Her point was this: There has to be a line drawn between “intentional conscious action” and “the result of a complex system of interacting parts that puppets the meat sack that holds our brain, sometimes in ways we don’t intend.” On a base level, this could result in, say, an AI that acts like a normal human but sometimes buys peanut M&Ms against their volition. On an agent-based level where an AI is no more or less capable than a human, this isn’t much of an issue, and such things could make individual AI agents more convincing.
But if you want to make a superintelligent AI to run your ideal utopia, you don’t want it to decide to feed everyone peanut M&Ms against their will on a whim.
The biggest issue is that we can’t determine the difference between “intentional action” and “unintentional response”. If we could, then it would then (according to her) be trivial to find out what the CEV of humanity is, no estimation needed.

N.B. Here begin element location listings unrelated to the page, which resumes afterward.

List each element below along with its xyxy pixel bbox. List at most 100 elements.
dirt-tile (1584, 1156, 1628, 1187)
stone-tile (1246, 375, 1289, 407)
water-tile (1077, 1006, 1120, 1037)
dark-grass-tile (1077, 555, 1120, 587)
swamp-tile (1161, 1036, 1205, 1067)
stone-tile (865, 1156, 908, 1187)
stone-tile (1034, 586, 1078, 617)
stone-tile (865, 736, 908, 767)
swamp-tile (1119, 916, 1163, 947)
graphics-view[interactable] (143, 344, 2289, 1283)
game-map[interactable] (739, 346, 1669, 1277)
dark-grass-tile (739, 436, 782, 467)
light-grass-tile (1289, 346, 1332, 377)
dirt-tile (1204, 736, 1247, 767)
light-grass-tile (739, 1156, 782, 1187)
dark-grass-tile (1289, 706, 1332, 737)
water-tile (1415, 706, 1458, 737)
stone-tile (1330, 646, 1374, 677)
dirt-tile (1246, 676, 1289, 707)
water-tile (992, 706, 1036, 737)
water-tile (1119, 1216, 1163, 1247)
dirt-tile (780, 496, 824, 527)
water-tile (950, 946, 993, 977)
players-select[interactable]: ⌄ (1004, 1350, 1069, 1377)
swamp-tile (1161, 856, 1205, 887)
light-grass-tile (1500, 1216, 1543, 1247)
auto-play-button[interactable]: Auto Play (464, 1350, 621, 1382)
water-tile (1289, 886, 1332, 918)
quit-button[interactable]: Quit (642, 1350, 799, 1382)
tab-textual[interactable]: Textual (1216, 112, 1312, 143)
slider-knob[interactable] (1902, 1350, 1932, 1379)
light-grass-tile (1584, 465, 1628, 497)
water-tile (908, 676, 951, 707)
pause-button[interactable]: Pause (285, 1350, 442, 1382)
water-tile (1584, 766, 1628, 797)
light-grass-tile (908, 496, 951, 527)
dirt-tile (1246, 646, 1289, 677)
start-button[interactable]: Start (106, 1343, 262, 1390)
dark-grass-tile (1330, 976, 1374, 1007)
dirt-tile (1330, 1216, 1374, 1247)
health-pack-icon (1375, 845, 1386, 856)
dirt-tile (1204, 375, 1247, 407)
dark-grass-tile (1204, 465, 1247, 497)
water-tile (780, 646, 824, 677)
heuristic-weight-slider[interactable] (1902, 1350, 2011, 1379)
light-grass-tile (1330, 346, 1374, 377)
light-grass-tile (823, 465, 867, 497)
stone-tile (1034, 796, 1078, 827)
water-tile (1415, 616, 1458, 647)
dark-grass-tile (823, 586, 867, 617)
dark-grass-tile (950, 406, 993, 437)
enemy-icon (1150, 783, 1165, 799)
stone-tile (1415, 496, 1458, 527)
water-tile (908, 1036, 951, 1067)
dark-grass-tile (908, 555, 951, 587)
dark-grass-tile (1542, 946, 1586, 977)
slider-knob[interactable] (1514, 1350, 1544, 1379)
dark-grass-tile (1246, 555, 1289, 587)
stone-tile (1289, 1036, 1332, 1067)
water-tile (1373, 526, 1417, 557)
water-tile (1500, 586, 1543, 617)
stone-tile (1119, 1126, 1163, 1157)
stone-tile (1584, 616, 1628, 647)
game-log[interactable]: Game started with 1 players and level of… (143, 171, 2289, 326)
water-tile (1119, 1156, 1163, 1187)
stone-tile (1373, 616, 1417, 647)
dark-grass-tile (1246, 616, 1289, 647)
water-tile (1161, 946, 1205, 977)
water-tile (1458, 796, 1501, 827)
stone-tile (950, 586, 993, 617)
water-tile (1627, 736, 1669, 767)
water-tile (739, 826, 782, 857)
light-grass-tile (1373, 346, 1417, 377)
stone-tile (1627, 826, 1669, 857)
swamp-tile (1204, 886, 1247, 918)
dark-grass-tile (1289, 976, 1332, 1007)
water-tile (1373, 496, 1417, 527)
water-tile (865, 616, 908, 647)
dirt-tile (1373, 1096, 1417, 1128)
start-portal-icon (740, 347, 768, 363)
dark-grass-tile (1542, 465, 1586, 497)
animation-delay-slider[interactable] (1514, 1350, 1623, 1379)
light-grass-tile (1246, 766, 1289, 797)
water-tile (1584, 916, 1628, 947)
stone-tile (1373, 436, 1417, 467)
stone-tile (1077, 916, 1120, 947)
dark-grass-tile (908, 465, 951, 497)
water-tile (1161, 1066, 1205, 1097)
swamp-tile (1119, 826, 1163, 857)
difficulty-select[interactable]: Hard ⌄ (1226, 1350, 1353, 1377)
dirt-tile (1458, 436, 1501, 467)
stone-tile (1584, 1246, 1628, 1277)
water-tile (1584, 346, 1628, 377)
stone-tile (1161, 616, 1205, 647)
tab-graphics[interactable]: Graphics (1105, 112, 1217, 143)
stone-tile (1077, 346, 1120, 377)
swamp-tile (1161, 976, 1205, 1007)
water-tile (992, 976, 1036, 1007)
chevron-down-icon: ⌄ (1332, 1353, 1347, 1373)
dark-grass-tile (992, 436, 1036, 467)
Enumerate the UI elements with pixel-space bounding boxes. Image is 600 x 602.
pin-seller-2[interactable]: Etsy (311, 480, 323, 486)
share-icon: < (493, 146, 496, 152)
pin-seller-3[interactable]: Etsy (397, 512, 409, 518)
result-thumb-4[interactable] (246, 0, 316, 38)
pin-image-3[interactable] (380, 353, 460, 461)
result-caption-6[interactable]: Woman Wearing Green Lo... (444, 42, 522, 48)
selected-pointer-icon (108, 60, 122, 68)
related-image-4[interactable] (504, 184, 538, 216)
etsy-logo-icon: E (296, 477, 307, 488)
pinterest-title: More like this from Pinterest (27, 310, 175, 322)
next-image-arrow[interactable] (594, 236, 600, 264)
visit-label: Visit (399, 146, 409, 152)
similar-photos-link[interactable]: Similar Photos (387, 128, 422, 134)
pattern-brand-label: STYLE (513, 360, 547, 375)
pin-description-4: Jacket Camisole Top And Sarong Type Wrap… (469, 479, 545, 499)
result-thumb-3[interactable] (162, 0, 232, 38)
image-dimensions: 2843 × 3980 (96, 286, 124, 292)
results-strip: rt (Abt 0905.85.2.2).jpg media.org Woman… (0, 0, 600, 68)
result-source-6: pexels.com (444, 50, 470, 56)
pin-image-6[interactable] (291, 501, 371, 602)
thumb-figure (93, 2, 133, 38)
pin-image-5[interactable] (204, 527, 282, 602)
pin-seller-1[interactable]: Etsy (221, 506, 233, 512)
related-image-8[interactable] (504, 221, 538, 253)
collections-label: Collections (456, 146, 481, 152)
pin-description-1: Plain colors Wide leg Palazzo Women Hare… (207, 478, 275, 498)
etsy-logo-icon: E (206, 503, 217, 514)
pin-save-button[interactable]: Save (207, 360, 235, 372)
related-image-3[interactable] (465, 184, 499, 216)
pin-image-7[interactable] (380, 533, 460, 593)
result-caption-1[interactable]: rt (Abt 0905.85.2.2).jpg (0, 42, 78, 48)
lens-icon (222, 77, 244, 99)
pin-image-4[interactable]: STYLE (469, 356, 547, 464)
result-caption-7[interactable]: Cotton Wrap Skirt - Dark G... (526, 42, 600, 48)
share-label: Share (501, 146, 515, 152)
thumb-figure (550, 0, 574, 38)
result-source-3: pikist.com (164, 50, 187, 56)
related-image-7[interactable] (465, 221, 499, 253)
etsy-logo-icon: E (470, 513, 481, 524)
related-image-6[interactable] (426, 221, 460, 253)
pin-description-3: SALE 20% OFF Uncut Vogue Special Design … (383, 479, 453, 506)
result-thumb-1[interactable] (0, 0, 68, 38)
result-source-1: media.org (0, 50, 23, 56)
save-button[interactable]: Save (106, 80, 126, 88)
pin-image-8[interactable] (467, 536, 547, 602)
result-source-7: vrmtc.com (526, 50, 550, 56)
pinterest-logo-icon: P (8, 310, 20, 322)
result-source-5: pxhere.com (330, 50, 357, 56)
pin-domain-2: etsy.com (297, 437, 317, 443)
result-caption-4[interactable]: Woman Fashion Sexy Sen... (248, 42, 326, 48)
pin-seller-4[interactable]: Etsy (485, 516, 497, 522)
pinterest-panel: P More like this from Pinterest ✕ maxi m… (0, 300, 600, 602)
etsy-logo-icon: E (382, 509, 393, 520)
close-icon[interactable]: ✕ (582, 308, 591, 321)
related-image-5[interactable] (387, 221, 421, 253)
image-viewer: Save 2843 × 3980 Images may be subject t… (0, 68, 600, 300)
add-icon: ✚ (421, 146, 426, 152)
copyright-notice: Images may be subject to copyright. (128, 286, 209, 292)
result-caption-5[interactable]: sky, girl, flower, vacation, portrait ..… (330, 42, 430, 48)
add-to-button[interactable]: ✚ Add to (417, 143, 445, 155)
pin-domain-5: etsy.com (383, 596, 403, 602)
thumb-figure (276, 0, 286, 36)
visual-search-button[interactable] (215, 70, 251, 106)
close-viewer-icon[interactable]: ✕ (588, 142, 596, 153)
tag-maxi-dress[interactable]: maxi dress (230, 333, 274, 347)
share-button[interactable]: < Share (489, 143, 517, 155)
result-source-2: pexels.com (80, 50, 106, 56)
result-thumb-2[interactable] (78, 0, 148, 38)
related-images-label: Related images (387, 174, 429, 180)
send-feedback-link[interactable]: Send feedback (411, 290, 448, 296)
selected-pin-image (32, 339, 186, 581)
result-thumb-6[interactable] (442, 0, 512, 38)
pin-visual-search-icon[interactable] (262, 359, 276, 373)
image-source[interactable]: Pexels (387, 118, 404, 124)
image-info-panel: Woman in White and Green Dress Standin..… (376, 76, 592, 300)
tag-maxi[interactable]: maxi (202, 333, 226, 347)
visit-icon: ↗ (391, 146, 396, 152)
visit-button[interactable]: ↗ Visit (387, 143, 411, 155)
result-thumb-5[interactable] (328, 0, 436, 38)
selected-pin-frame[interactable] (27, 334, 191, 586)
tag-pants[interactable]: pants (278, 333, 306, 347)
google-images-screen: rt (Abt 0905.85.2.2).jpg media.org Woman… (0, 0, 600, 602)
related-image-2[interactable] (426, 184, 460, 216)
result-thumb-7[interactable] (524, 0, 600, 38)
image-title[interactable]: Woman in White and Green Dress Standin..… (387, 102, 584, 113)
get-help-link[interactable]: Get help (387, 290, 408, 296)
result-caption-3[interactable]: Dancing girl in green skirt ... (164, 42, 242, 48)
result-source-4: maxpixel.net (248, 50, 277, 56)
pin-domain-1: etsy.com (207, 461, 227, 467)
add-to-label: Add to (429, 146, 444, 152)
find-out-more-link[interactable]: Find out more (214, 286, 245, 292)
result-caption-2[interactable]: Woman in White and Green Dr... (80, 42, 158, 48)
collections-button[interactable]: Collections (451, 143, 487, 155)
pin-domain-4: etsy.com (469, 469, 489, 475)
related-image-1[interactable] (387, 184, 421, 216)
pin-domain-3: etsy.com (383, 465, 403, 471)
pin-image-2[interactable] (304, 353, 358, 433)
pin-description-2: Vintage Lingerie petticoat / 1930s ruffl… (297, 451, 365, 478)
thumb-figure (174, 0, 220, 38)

My largest assumption was that the lowest common denominator of human behaviour is “principled reasoning in pursuit of fixed, though unstated, goals”. More realistically, as another friend (and the post you linked) pointed out, the lowest common denominator of human behaviour is going to be “reproduce”, which has very unfortunate implications for the Friendliness of this hypothetical agent.
A number of things could be done to ameliorate this, such as not including any means to reproduce or any data supporting reproduction in the trajectories, but they all seem inadequate or ad-hoc. I don’t want to staple together a bunch of things I barely understand and declare it the Solution To AI (not that I was attempting to do that, anyway), especially when the issue isn’t necessarily with the technology and theory. As the peanut-M&M-purchasing friend put, the technology is sufficient but this post overestimates humans. This wasn’t actually what I expected to have an issue on, and it shifts it from “improve technology and theories” to… what, “improve humans”? I’m at a loss as to where to go from here; inverse reinforcement learning has a demonstrable use-case and benefits, but the data is… not good. Garbage in gives garbage out. Is it really possible to improve human behaviour (or our analysis/collection of human behaviour) to achieve better results?
There’s a lot of speculation about related-ish topics in Chapter 3 of the sequence linked above.